Walking north you first come to Sue Pritchard’s dazzling mosaic on the Goldworks building at 542 Main St. It brings together much of what makes the Coastside grand. Stately brown tree trunks reach to the sunny sky, a tile ocean glints offshore and a lone pumpkin grows toward the bottom of the two-story work. You might have missed the raccoon scurrying from behind the pumpkin.
Cross the street and see three murals on City Hall’s southern wall. The first two, created in 2005, were painted to commemorate the 100th year of the Rotary Club. One is a beach scene with two people looking out toward a deserted stretch of sand. The other shows wildflowers in the foreground of a mountain scene. The third mural, completed last week, reads Black Lives Matter in bold, block letters. We’ll come back to it.
Across the street, taking up appropriately two full walls of the Cunha Country Grocery, is Fabio’s painting of Jeff Clark zooming down a mountain of water at Mavericks. It provides a bit of the scale and grandeur of one of the area’s natural wonders.

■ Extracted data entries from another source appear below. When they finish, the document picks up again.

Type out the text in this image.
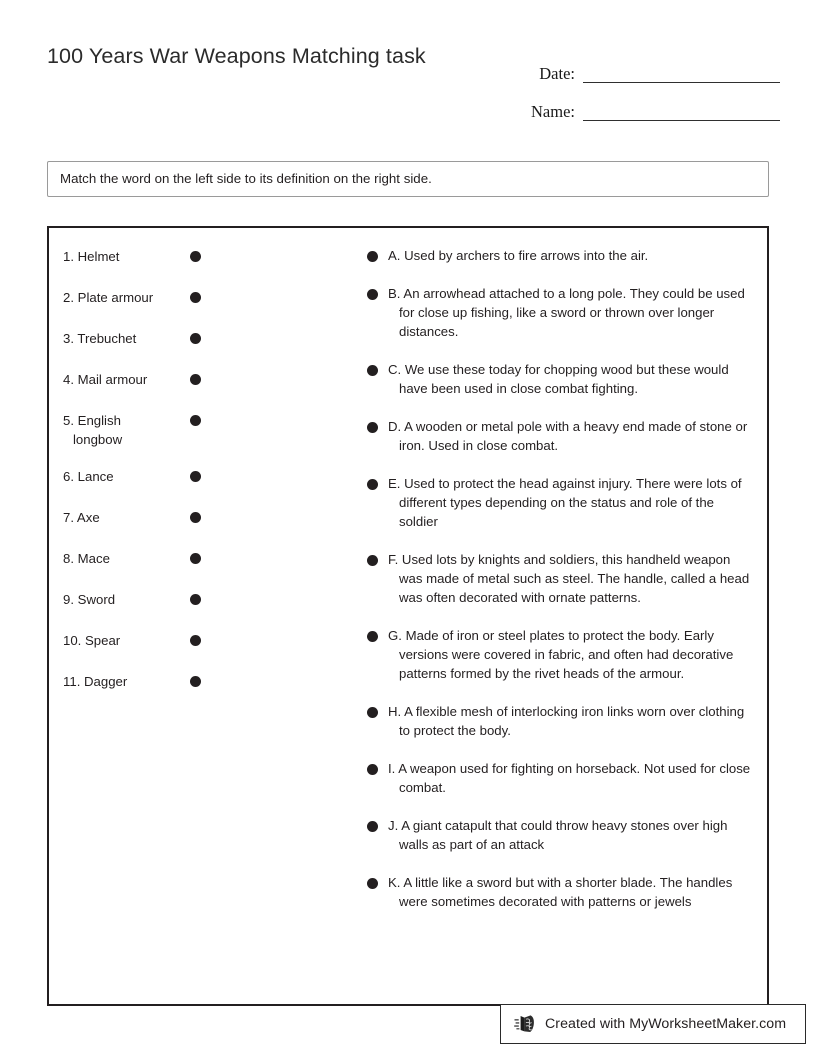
100 Years War Weapons Matching task
Date:
Name:
Match the word on the left side to its definition on the right side.
1. Helmet
2. Plate armour
3. Trebuchet
4. Mail armour
5. English longbow
6. Lance
7. Axe
8. Mace
9. Sword
10. Spear
11. Dagger
A. Used by archers to fire arrows into the air.
B. An arrowhead attached to a long pole. They could be used for close up fishing, like a sword or thrown over longer distances.
C. We use these today for chopping wood but these would have been used in close combat fighting.
D. A wooden or metal pole with a heavy end made of stone or iron. Used in close combat.
E. Used to protect the head against injury. There were lots of different types depending on the status and role of the soldier
F. Used lots by knights and soldiers, this handheld weapon was made of metal such as steel. The handle, called a head was often decorated with ornate patterns.
G. Made of iron or steel plates to protect the body. Early versions were covered in fabric, and often had decorative patterns formed by the rivet heads of the armour.
H. A flexible mesh of interlocking iron links worn over clothing to protect the body.
I. A weapon used for fighting on horseback. Not used for close combat.
J. A giant catapult that could throw heavy stones over high walls as part of an attack
K. A little like a sword but with a shorter blade. The handles were sometimes decorated with patterns or jewels
Created with MyWorksheetMaker.com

Cross again and look at the south-facing wall of the Francis Building at 413 Main St. The Half Moon Bay Beautification Committee, the I.D.E.S. Society, the Spanishtown Historical Society and others commissioned Adriana Gallego and Claudio Dicochea to depict the founding of the Coastside. The area’s agricultural roots, Ocean Shore Railroad and the coast’s logging past are all represented. So, too, is the town’s Portuguese heritage. The most prominent people in the mural are Chamarita queens marching down Main Street. It’s worth noting that no one complained that Portuguese people seemed to be getting top billing when this beautiful mural was painted in 2003.

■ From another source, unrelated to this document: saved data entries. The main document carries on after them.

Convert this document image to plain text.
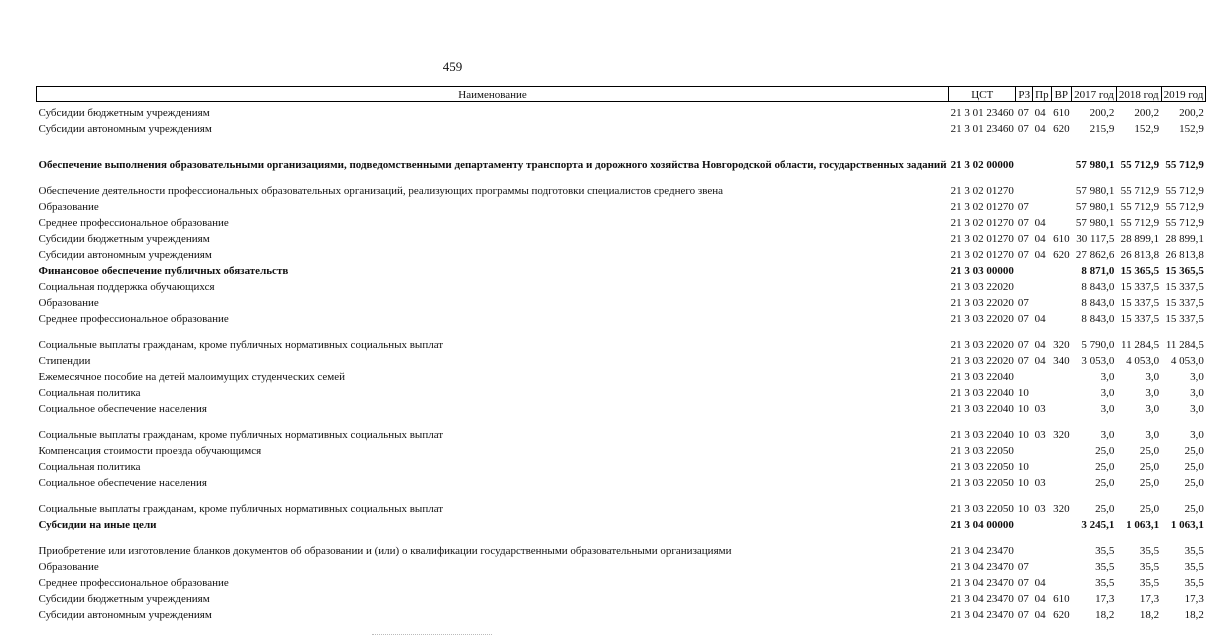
459
Наименование	ЦСТ	РЗ	Пр	ВР	2017 год	2018 год	2019 год
Субсидии бюджетным учреждениям	21 3 01 23460	07	04	610	200,2	200,2	200,2
Субсидии автономным учреждениям	21 3 01 23460	07	04	620	215,9	152,9	152,9
Обеспечение выполнения образовательными организациями, подведомственными департаменту транспорта и дорожного хозяйства Новгородской области, государственных заданий	21 3 02 00000				57 980,1	55 712,9	55 712,9
Обеспечение деятельности профессиональных образовательных организаций, реализующих программы подготовки специалистов среднего звена	21 3 02 01270				57 980,1	55 712,9	55 712,9
Образование	21 3 02 01270	07			57 980,1	55 712,9	55 712,9
Среднее профессиональное образование	21 3 02 01270	07	04		57 980,1	55 712,9	55 712,9
Субсидии бюджетным учреждениям	21 3 02 01270	07	04	610	30 117,5	28 899,1	28 899,1
Субсидии автономным учреждениям	21 3 02 01270	07	04	620	27 862,6	26 813,8	26 813,8
Финансовое обеспечение публичных обязательств	21 3 03 00000				8 871,0	15 365,5	15 365,5
Социальная поддержка обучающихся	21 3 03 22020				8 843,0	15 337,5	15 337,5
Образование	21 3 03 22020	07			8 843,0	15 337,5	15 337,5
Среднее профессиональное образование	21 3 03 22020	07	04		8 843,0	15 337,5	15 337,5
Социальные выплаты гражданам, кроме публичных нормативных социальных выплат	21 3 03 22020	07	04	320	5 790,0	11 284,5	11 284,5
Стипендии	21 3 03 22020	07	04	340	3 053,0	4 053,0	4 053,0
Ежемесячное пособие на детей малоимущих студенческих семей	21 3 03 22040				3,0	3,0	3,0
Социальная политика	21 3 03 22040	10			3,0	3,0	3,0
Социальное обеспечение населения	21 3 03 22040	10	03		3,0	3,0	3,0
Социальные выплаты гражданам, кроме публичных нормативных социальных выплат	21 3 03 22040	10	03	320	3,0	3,0	3,0
Компенсация стоимости проезда обучающимся	21 3 03 22050				25,0	25,0	25,0
Социальная политика	21 3 03 22050	10			25,0	25,0	25,0
Социальное обеспечение населения	21 3 03 22050	10	03		25,0	25,0	25,0
Социальные выплаты гражданам, кроме публичных нормативных социальных выплат	21 3 03 22050	10	03	320	25,0	25,0	25,0
Субсидии на иные цели	21 3 04 00000				3 245,1	1 063,1	1 063,1
Приобретение или изготовление бланков документов об образовании и (или) о квалификации государственными образовательными организациями	21 3 04 23470				35,5	35,5	35,5
Образование	21 3 04 23470	07			35,5	35,5	35,5
Среднее профессиональное образование	21 3 04 23470	07	04		35,5	35,5	35,5
Субсидии бюджетным учреждениям	21 3 04 23470	07	04	610	17,3	17,3	17,3
Субсидии автономным учреждениям	21 3 04 23470	07	04	620	18,2	18,2	18,2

Which brings us back to the most recent of the six, the Black Lives Matter mural. The city commissioned East Bay artist Steve Anderson to paint it and he finished his work on Friday. We reported on the work, and our posts have brought dozens of comments on our website and to our Facebook page. Most seem to appreciate the sentiment, but some clearly do not. In a nutshell, the complaint is that the city shouldn’t single out Black people.

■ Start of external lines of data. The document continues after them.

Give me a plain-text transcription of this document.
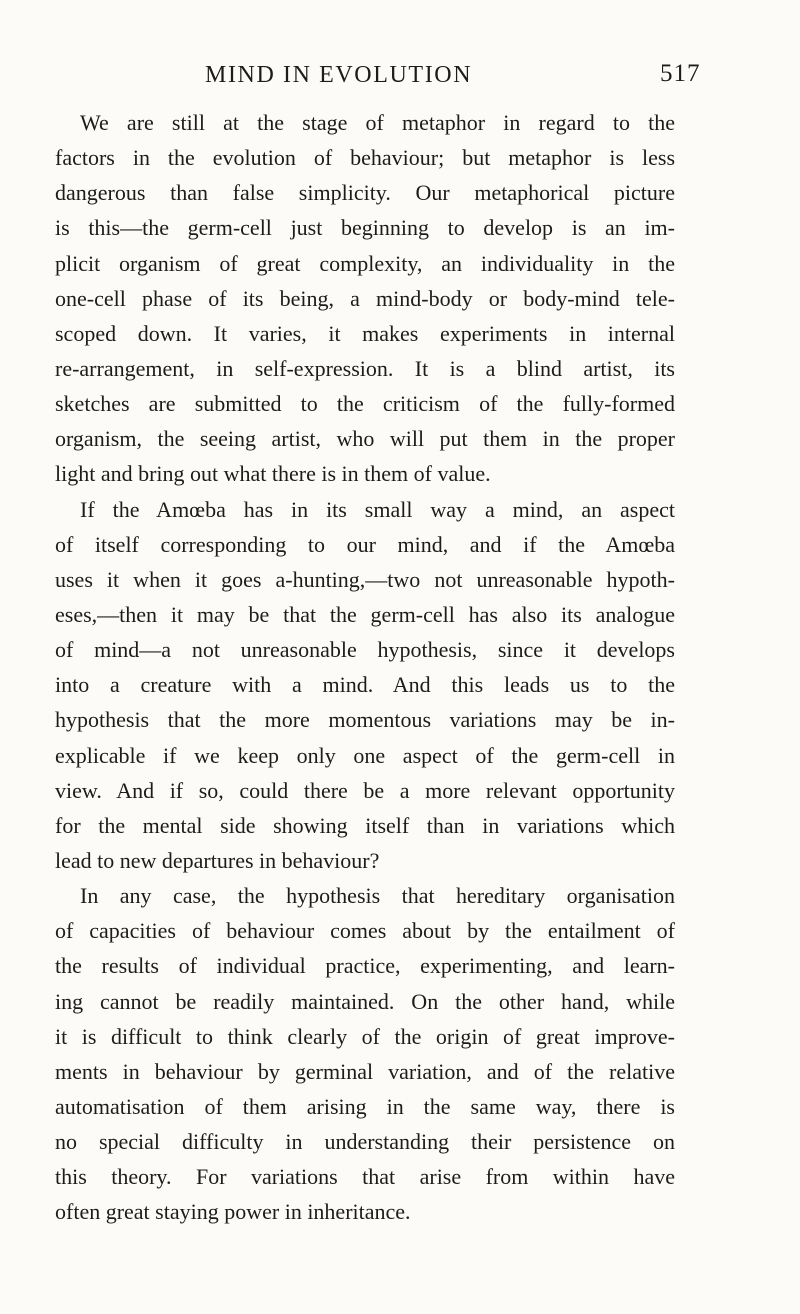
MIND IN EVOLUTION	517
We are still at the stage of metaphor in regard to the
factors in the evolution of behaviour; but metaphor is less
dangerous than false simplicity. Our metaphorical picture
is this—the germ-cell just beginning to develop is an im-
plicit organism of great complexity, an individuality in the
one-cell phase of its being, a mind-body or body-mind tele-
scoped down. It varies, it makes experiments in internal
re-arrangement, in self-expression. It is a blind artist, its
sketches are submitted to the criticism of the fully-formed
organism, the seeing artist, who will put them in the proper
light and bring out what there is in them of value.
If the Amœba has in its small way a mind, an aspect
of itself corresponding to our mind, and if the Amœba
uses it when it goes a-hunting,—two not unreasonable hypoth-
eses,—then it may be that the germ-cell has also its analogue
of mind—a not unreasonable hypothesis, since it develops
into a creature with a mind. And this leads us to the
hypothesis that the more momentous variations may be in-
explicable if we keep only one aspect of the germ-cell in
view. And if so, could there be a more relevant opportunity
for the mental side showing itself than in variations which
lead to new departures in behaviour?
In any case, the hypothesis that hereditary organisation
of capacities of behaviour comes about by the entailment of
the results of individual practice, experimenting, and learn-
ing cannot be readily maintained. On the other hand, while
it is difficult to think clearly of the origin of great improve-
ments in behaviour by germinal variation, and of the relative
automatisation of them arising in the same way, there is
no special difficulty in understanding their persistence on
this theory. For variations that arise from within have
often great staying power in inheritance.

All lives matter, they say.
Of course the mural does not suggest differently. It does not read “Only Black Lives Matter.” There is no suggestion that Black lives matter more than others. It does not preclude similar honors for people of other ethnic backgrounds. It does, however, recognize a dark open secret: For hundreds of years this country — through the actions of complicit people who benefited from the status quo — considered Black lives to matter less than others. It’s a truth born in slavery that grew into Jim Crow laws and matured in forced segregation. Racism thrives to this very day in the food deserts in our cities, with bank redlining in our suburbs, amid drug laws that have incarcerated a generation of Black men everywhere. It lingers with inequities in health care, it perpetuates consistently underperforming schools, and it kills people slowly in ghettos choked with environmental injustice. Our continuing racism is obvious when a Black man in Kenosha, Wisconsin, is shot in the back seven times because he might reach for a weapon but a white teenager armed with an assault rifle is allowed to walk right past police despite having murdered someone seconds earlier.
Writing “Black Lives Matter” on the wall of one municipal building won’t change any of that. But it won’t hurt the good people of Half Moon Bay to be reminded of it every time they drive north on Main Street.